Leishmaniasis is a parasitic disease caused by several species of genus Leishmania (protozoa) and transmitted by the bite of sand flies. Sand flies are primarily infected by animal reservoir, but humans are also a reservoir for some Leishmania species. Leishmaniasis currently threatens 350 million men, women and children in 88 countries around the world. The leishmaniases are parasitic diseases with a wide range of clinical symptoms:
- Cutaneous leishmaniasis: Involving the skin at the site of a sandfly bite. Cutaneous forms of the disease normally produce skin ulcers on the exposed parts of the body such as the face, arms and legs. The disease can produce a large number of lesions-sometimes upto 200 causing serious disability.
- Visceral Leishmaniasis: Involving liver, spleen and bone marrow. It is also known as Kala-azar and is characterised by irregular bouts of fever, substantial weight loss, hepatomegaly, splenomegaly and anaemia. If left untreated, the fatality rate in developing countries can be as high as 100% within 2 years.
- Mucocutaneous Leishmaniasis: Involving mucous membrane of the mouth and nose after spread from a nearby cutaneous lesion. Lesions can lead to the partial or total destruction of the mucous membranes of the nose, mouth and throat cavities and surrounding tissues.
Different species of leishmania cause different disease;
- Leishmania donovani causes visceral leishmaniasis also called kala-azar. The infection is generalized and the parasite is distributed in the internal organs. The parasite may also cause a variety of skin lesions (dermal leishmaniasis) without any visceral manifestations.
- Leishmania tropica causes oriental sore. The infection is limited to a local lesion of the skin and subcutaneous tissues.
- Leishmania brasiliensis causes espundia. The infection is limited to a local lesion of the skin but may metastasise to other areas of skin and oro-nasal mucosa
Prevention and Control of Visceral Leishmaniasis
Since man is the only reservoir of kala-azar in Nepal, active and passive case detection and treatment of those found to be infected (including PKDL) may be sufficient to abolish the human reservoir and control the disease.

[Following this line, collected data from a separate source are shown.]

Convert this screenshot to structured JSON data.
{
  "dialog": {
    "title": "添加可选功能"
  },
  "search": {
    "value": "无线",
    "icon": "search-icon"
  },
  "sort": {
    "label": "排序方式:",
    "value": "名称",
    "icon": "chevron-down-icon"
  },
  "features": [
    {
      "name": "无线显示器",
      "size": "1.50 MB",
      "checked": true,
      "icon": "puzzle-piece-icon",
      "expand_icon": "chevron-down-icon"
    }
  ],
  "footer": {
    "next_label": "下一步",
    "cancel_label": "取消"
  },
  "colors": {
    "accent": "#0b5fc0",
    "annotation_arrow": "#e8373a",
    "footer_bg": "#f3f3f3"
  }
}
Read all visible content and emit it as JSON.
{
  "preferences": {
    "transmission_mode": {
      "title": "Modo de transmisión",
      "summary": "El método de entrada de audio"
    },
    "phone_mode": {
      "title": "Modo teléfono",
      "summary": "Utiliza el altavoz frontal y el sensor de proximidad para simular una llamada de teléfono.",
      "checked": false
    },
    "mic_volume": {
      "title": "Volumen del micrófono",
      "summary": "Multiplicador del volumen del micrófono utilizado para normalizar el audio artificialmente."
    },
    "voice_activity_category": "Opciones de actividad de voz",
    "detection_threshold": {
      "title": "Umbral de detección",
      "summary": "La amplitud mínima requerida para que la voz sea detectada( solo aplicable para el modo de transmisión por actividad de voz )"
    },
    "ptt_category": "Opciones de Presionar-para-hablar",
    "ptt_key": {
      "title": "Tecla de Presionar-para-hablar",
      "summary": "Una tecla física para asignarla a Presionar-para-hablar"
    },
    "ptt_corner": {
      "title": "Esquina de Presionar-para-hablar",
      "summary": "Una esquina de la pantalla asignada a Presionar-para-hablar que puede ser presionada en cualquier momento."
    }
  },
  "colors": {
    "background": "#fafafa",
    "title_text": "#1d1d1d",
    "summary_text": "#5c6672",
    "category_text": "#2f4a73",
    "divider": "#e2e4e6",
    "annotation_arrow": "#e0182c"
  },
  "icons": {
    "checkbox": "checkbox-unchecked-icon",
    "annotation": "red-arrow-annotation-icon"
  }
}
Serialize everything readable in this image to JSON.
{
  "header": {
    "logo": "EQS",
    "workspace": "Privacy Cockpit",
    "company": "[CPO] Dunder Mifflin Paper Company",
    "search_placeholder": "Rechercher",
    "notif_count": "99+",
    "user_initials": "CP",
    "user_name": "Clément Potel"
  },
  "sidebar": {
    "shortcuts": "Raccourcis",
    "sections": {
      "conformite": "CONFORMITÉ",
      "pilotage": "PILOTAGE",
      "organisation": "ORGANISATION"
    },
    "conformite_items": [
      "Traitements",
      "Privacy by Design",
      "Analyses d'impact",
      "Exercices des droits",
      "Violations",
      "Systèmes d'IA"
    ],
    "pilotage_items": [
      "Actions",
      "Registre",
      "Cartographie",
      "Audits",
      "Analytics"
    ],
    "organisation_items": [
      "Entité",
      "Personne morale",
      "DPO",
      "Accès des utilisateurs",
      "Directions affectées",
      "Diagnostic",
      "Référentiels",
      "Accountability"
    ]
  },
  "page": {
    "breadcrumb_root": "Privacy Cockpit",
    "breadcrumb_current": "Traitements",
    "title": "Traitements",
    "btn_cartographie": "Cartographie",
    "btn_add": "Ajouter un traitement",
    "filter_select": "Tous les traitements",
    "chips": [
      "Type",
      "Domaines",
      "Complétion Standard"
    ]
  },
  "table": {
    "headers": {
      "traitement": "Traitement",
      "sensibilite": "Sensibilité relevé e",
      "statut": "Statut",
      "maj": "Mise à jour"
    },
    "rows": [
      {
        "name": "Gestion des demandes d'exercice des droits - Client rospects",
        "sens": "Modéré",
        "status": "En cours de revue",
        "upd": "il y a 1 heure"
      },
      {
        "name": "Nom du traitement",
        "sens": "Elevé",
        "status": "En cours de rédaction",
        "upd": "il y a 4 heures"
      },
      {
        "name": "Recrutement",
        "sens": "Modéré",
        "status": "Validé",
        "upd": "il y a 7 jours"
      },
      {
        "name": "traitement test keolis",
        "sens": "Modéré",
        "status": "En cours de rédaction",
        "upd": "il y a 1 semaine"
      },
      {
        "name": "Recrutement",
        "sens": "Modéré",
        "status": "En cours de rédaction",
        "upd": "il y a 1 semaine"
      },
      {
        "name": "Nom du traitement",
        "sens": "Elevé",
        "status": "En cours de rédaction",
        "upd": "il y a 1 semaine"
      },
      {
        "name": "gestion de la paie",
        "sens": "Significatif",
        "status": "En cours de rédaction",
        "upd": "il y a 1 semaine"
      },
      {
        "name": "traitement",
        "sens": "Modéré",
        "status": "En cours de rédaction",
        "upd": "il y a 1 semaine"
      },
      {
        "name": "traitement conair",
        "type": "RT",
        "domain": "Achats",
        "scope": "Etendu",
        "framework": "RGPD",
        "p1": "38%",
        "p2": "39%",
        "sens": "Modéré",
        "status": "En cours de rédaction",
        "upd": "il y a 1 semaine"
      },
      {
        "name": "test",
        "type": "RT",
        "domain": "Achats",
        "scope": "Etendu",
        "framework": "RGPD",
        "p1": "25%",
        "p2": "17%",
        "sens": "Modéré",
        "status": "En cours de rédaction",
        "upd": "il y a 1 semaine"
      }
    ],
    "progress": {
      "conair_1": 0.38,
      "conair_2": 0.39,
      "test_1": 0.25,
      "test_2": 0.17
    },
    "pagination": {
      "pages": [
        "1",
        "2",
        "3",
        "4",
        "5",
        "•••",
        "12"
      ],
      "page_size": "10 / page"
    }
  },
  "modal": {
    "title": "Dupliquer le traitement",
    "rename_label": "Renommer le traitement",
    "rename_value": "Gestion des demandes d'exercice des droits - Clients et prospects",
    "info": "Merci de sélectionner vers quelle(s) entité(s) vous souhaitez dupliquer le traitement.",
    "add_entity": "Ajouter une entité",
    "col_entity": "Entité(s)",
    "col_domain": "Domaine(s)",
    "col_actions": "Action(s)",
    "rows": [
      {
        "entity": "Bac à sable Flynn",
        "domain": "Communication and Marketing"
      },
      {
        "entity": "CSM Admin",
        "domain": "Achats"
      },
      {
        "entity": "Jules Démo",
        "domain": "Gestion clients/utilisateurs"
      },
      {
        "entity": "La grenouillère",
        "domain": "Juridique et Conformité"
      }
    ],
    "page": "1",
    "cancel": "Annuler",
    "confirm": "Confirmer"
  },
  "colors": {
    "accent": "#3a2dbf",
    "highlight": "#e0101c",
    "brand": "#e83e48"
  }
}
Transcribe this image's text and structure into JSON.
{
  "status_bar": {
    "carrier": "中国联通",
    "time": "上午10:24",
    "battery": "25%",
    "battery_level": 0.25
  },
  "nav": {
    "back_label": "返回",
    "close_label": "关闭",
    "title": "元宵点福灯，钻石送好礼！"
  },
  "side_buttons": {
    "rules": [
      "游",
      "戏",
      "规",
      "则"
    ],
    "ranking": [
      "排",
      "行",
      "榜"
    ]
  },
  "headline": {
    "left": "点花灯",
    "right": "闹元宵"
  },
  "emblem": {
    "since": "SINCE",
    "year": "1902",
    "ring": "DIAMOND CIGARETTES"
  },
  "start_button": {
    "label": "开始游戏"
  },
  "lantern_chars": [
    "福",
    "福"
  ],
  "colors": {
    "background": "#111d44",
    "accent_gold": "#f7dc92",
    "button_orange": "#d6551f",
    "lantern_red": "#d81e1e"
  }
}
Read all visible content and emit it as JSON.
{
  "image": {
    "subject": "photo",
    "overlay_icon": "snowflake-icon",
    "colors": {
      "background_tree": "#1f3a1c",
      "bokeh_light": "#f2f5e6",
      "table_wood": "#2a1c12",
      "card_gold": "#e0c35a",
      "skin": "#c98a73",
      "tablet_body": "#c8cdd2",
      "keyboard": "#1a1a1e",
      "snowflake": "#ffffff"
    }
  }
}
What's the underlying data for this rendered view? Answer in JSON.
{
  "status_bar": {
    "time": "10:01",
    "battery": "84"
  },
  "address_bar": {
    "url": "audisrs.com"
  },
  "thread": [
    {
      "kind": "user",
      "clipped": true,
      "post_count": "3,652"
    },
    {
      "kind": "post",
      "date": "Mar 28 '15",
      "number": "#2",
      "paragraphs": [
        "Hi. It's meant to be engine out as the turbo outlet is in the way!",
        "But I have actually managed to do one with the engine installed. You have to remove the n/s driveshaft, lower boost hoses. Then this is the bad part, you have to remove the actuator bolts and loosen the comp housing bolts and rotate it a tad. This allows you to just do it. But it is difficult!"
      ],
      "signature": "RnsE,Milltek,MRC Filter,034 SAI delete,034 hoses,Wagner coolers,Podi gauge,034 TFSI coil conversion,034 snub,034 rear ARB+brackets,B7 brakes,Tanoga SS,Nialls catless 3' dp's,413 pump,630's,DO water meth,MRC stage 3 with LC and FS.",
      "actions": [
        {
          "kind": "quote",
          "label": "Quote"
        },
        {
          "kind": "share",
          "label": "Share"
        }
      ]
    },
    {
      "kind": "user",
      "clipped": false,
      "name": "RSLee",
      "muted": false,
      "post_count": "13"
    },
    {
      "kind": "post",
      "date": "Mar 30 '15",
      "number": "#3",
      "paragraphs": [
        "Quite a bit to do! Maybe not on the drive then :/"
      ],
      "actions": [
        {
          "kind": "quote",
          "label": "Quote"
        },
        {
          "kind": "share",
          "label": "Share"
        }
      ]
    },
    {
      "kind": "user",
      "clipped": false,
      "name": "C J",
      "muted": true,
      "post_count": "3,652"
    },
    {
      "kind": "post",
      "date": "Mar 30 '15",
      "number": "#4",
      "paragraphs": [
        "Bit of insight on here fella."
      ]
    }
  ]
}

The application of residual insecticides has proved effective in the control of sandflies. DDT is the first choice since the vector of kala-azar P. argentipes is susceptible to DDT. Insecticide spraying should be undertaken in human dwellings, animal shelters and all other resting places up to a height of 6 feet from floor level. Spraying should be preceded and followed by an assessment of susceptibility. Any sign of resistance in vector should lead to an immediate change in insecticide. BHC should be kept as a second line of defence.
Early diagnosis and treatment are essential for both individual patients and for the community. Untreated VL patients act as a reservoir for parasites and therefore contribute to disease transmission in anthroponoticVL areas.
The risk of infection can be reduced through health education and by the use of individual protective measures such as avoiding sleeping on floor, using fine-mesh nets around the bed. Insect repellents for temporary protection and keeping the environment clean.